林云夕眼皮一挑:喔,这欧阳理脑袋转的倒是挺快,看出自己是在胡搅蛮缠扯歪理了。
但他扯歪理扯的很是开心:“我哪一句说错了?阁下衣着服饰不俗,难道样样都是府上所做?远的不提,诸位千里迢迢赴京赶考,难不成都是在京中颇有人脉投亲靠友,无一人入住客栈么?那客栈的老板难道就不是商户了?喔,是了,这饮醉居的老板可也是商户,欧阳兄,陈兄,还有那位赵兄……以及在座的各位,快快把碗筷杯盏放下,免得这些商户的低贱玩意儿污了各位高贵的身体……咦,你笑什么?”
林云夕脑袋一偏,望向笑得坐不直身体的夏天一行人,恍然大悟:“啊,夏兄是在笑这些人吗?那确实是该笑,民间有话说的好,端起碗吃饭,搁下碗骂娘,诸位如此做派,又跟搁下碗骂娘有甚区别?”
林云夕此言一出,众书生顿时勃然大怒,十成人竟有九成人站了起来,啪嗒砰砰乒乓之声不绝,筷子和酒杯和桌面的碰触不绝于耳。
一旁看戏的小二吓的不轻,忙不迭地奔过来在两波人之间虚虚地拦了拦,点头哈腰地赔笑:“各位爷们喝酒谈心,一时言语不当也是有的,君子……君子动口不动手!各位切莫如此,切莫如此……”
两个小二一左一右地在林云夕桌前虚拦,生怕这群暴怒之下的读书人动起手来,连墨染都已动作迅捷地移动到林云夕身后,准备随时出手拦住。
林云夕被这动静吓了一跳,还以为这群书生暴怒之下要群起而攻他,见墨染已飞身闪到自己身后,才略略放心了些,下巴扬的高高的继续气人:“怎么,我说错了?”
众位书生虽然被这几通话险些气个半死,但起码的理智还是有的,还不至于大庭广众之下群殴动手,而且对方又是个身形瘦削,年岁尚幼的少年。
君子动口不动手,众人眼神交流片刻,为首的欧阳理略一抬手,众书生慢慢坐了下来。
欧阳理眸光一闪,笑着摇了摇头:“咱们原只是各抒己见,随意讨论,小公子又何必如此言辞锋利,咄咄逼人?公子与我辈不是一路人,话不投机原是寻常,这倒也没什么。

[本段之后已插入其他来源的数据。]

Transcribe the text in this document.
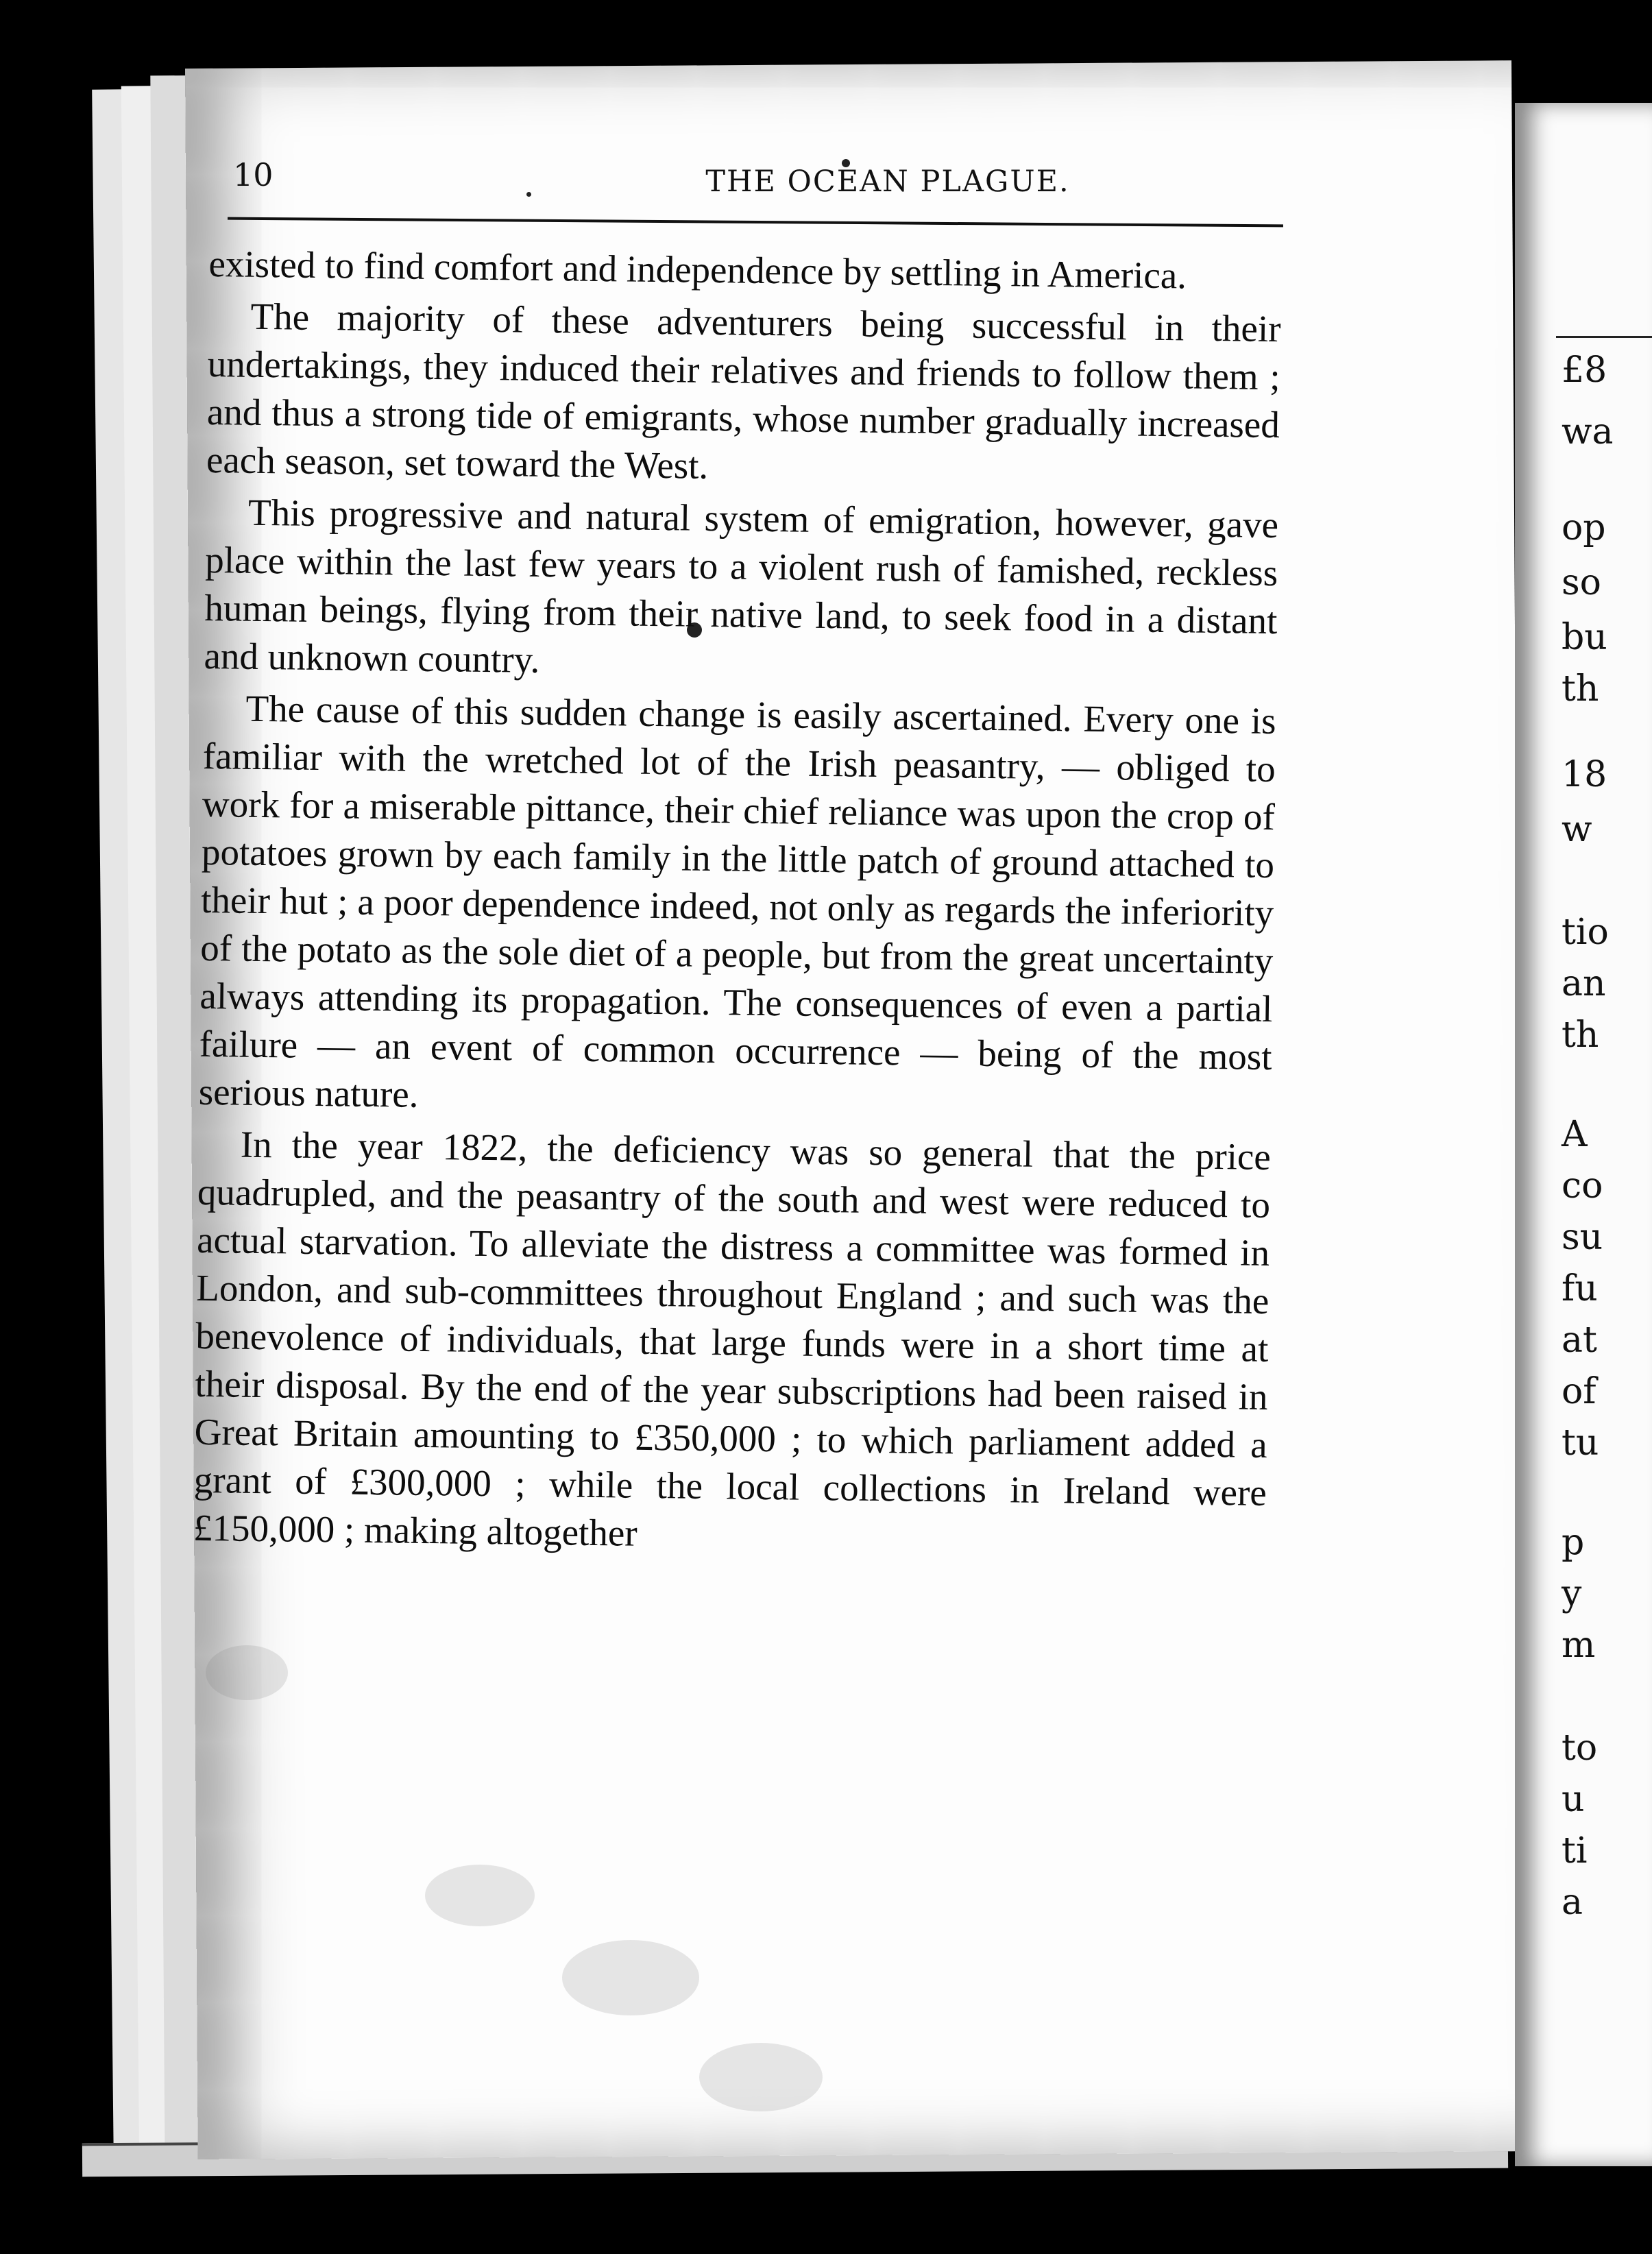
£8
wa
op
so
bu
th
18
w
tio
an
th
A
co
su
fu
at
of
tu
p
y
m
to
u
ti
a
10	THE OCEAN PLAGUE.

existed to find comfort and independence by settling in America.

The majority of these adventurers being successful in their undertakings, they induced their relatives and friends to follow them ; and thus a strong tide of emigrants, whose number gradually increased each season, set toward the West.

This progressive and natural system of emigration, however, gave place within the last few years to a violent rush of famished, reckless human beings, flying from their native land, to seek food in a distant and unknown country.

The cause of this sudden change is easily ascertained. Every one is familiar with the wretched lot of the Irish peasantry, — obliged to work for a miserable pittance, their chief reliance was upon the crop of potatoes grown by each family in the little patch of ground attached to their hut ; a poor dependence indeed, not only as regards the inferiority of the potato as the sole diet of a people, but from the great uncertainty always attending its propagation. The consequences of even a partial failure — an event of common occurrence — being of the most serious nature.

In the year 1822, the deficiency was so general that the price quadrupled, and the peasantry of the south and west were reduced to actual starvation. To alleviate the distress a committee was formed in London, and sub-committees throughout England ; and such was the benevolence of individuals, that large funds were in a short time at their disposal. By the end of the year subscriptions had been raised in Great Britain amounting to £350,000 ; to which parliament added a grant of £300,000 ; while the local collections in Ireland were £150,000 ; making altogether
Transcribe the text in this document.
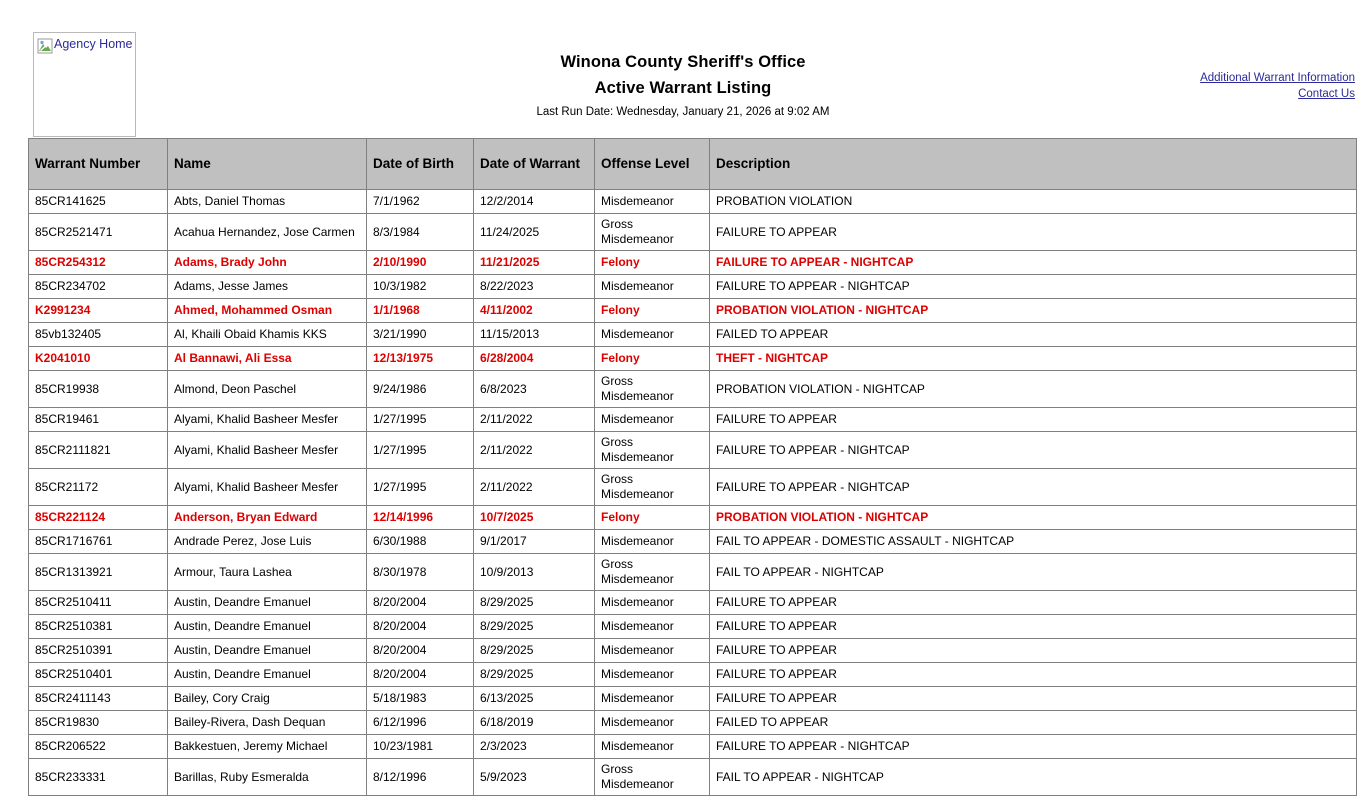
Agency Home
Winona County Sheriff's Office
Active Warrant Listing
Last Run Date: Wednesday, January 21, 2026 at 9:02 AM
Additional Warrant Information
Contact Us
Warrant Number	Name	Date of Birth	Date of Warrant	Offense Level	Description
85CR141625	Abts, Daniel Thomas	7/1/1962	12/2/2014	Misdemeanor	PROBATION VIOLATION
85CR2521471	Acahua Hernandez, Jose Carmen	8/3/1984	11/24/2025	Gross Misdemeanor	FAILURE TO APPEAR
85CR254312	Adams, Brady John	2/10/1990	11/21/2025	Felony	FAILURE TO APPEAR - NIGHTCAP
85CR234702	Adams, Jesse James	10/3/1982	8/22/2023	Misdemeanor	FAILURE TO APPEAR - NIGHTCAP
K2991234	Ahmed, Mohammed Osman	1/1/1968	4/11/2002	Felony	PROBATION VIOLATION - NIGHTCAP
85vb132405	Al, Khaili Obaid Khamis KKS	3/21/1990	11/15/2013	Misdemeanor	FAILED TO APPEAR
K2041010	Al Bannawi, Ali Essa	12/13/1975	6/28/2004	Felony	THEFT - NIGHTCAP
85CR19938	Almond, Deon Paschel	9/24/1986	6/8/2023	Gross Misdemeanor	PROBATION VIOLATION - NIGHTCAP
85CR19461	Alyami, Khalid Basheer Mesfer	1/27/1995	2/11/2022	Misdemeanor	FAILURE TO APPEAR
85CR2111821	Alyami, Khalid Basheer Mesfer	1/27/1995	2/11/2022	Gross Misdemeanor	FAILURE TO APPEAR - NIGHTCAP
85CR21172	Alyami, Khalid Basheer Mesfer	1/27/1995	2/11/2022	Gross Misdemeanor	FAILURE TO APPEAR - NIGHTCAP
85CR221124	Anderson, Bryan Edward	12/14/1996	10/7/2025	Felony	PROBATION VIOLATION - NIGHTCAP
85CR1716761	Andrade Perez, Jose Luis	6/30/1988	9/1/2017	Misdemeanor	FAIL TO APPEAR - DOMESTIC ASSAULT - NIGHTCAP
85CR1313921	Armour, Taura Lashea	8/30/1978	10/9/2013	Gross Misdemeanor	FAIL TO APPEAR - NIGHTCAP
85CR2510411	Austin, Deandre Emanuel	8/20/2004	8/29/2025	Misdemeanor	FAILURE TO APPEAR
85CR2510381	Austin, Deandre Emanuel	8/20/2004	8/29/2025	Misdemeanor	FAILURE TO APPEAR
85CR2510391	Austin, Deandre Emanuel	8/20/2004	8/29/2025	Misdemeanor	FAILURE TO APPEAR
85CR2510401	Austin, Deandre Emanuel	8/20/2004	8/29/2025	Misdemeanor	FAILURE TO APPEAR
85CR2411143	Bailey, Cory Craig	5/18/1983	6/13/2025	Misdemeanor	FAILURE TO APPEAR
85CR19830	Bailey-Rivera, Dash Dequan	6/12/1996	6/18/2019	Misdemeanor	FAILED TO APPEAR
85CR206522	Bakkestuen, Jeremy Michael	10/23/1981	2/3/2023	Misdemeanor	FAILURE TO APPEAR - NIGHTCAP
85CR233331	Barillas, Ruby Esmeralda	8/12/1996	5/9/2023	Gross Misdemeanor	FAIL TO APPEAR - NIGHTCAP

不过在下有一事不解,公子聪慧伶俐,不知可否为愚兄略作解惑?”
林云夕见他唇角微微勾起,眸中闪过异光,知道这人准没安什么好心:“欧阳兄有何事不解,还请但说无妨。”
夏天知道欧阳理心机颇深,林云夕虽然牙尖嘴利始终占在上风,但到底年岁尚幼,怕是涉世未深,不识人心险恶,当即就急急地向他使了个眼色,示意他不可随意接话。